CVE-2026-40289
PraisonAI · PraisonAI and praisonaiagents
PraisonAI and praisonaiagents are vulnerable to unauthenticated remote session hijacking via the /ws WebSocket endpoint.
Executive summary
Unauthenticated remote session hijacking in PraisonAI allows attackers to take control of browser automation sessions and leak sensitive data.
Vulnerability
The browser bridge is vulnerable to session hijacking due to missing authentication and a bypassable origin check on the /ws WebSocket endpoint. An unauthenticated attacker can route automation actions to their own control, effectively hijacking active browser sessions.
Business impact
The CVSS score of 9.1 highlights the danger of this vulnerability, which allows an attacker to remotely control browser automation sessions. This can result in the leakage of sensitive page context, unauthorized execution of model-backed browser actions, and potential compromise of any automation results. The lack of authentication makes this an attractive target for network-adjacent attackers.
Remediation
Immediate Action: Upgrade PraisonAI to version 4.5.139 or higher and praisonaiagents to version 1.5.140 or higher immediately.
Proactive Monitoring: Inspect network traffic for unauthorized connections to the WebSocket endpoint and review automation logs for unexpected session initiation commands.
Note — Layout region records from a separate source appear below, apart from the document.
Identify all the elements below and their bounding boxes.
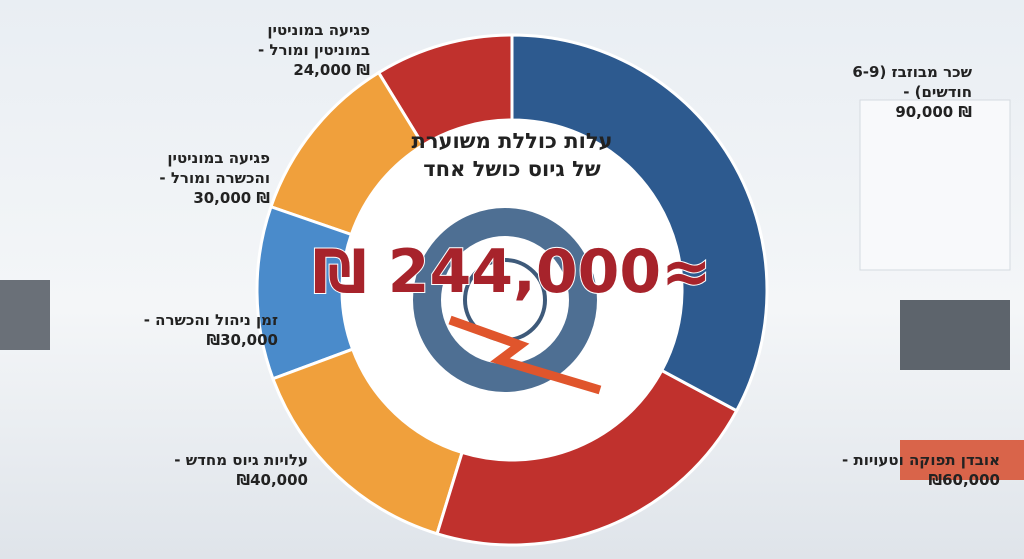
segment-label: פגיעה במוניטין והכשרה ומורל - ₪ 30,000 (130, 148, 270, 208)
chart-subtitle: של גיוס כושל אחד (423, 157, 600, 181)
gear (413, 208, 597, 392)
chart-title: עלות כוללת משוערת (411, 129, 612, 153)
segment-label: פגיעה במוניטין במוניטין ומורל - ₪ 24,000 (240, 20, 370, 80)
category-label: עלויות גיוס מחדש - (174, 451, 308, 469)
value-label: ₪30,000 (206, 331, 278, 349)
value-label: ₪ 90,000 (895, 103, 972, 121)
segment-label: שכר מבוזבז (6-9 חודשים) - ₪ 90,000 (842, 62, 972, 122)
segment-label: עלויות גיוס מחדש - ₪40,000 (118, 450, 308, 490)
value-label: ₪60,000 (928, 471, 1000, 489)
value-label: ₪ 30,000 (193, 189, 270, 207)
category-label: אובדן תפוקה וטעויות - (842, 451, 1000, 469)
bg-monitor (0, 280, 50, 350)
trend-arrow (448, 315, 602, 395)
value-label: ₪40,000 (236, 471, 308, 489)
bg-monitor (900, 300, 1010, 370)
category-label: זמן ניהול והכשרה - (143, 311, 278, 329)
value-label: ₪ 24,000 (293, 61, 370, 79)
segment-label: זמן ניהול והכשרה - ₪30,000 (118, 310, 278, 350)
category-label: שכר מבוזבז (6-9 חודשים) - (852, 63, 972, 101)
category-label: פגיעה במוניטין במוניטין ומורל - (257, 21, 370, 59)
category-label: פגיעה במוניטין והכשרה ומורל - (159, 149, 270, 187)
bg-book (900, 440, 1024, 480)
center-total: ≈244,000 ₪ (313, 237, 712, 307)
bg-board (859, 99, 1011, 271)
segment-label: אובדן תפוקה וטעויות - ₪60,000 (840, 450, 1000, 490)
Compensating Controls: Ensure the browser bridge is not exposed to the public internet and use network-level controls to restrict access to the WebSocket service to authorized management IPs only.
Exploitation status
Public Exploit Available: No
Analyst recommendation
The vulnerability allows for complete session hijacking, posing a significant risk to data privacy and automation integrity. Organizations using these tools must apply the specified updates immediately to ensure session security and prevent unauthorized remote control.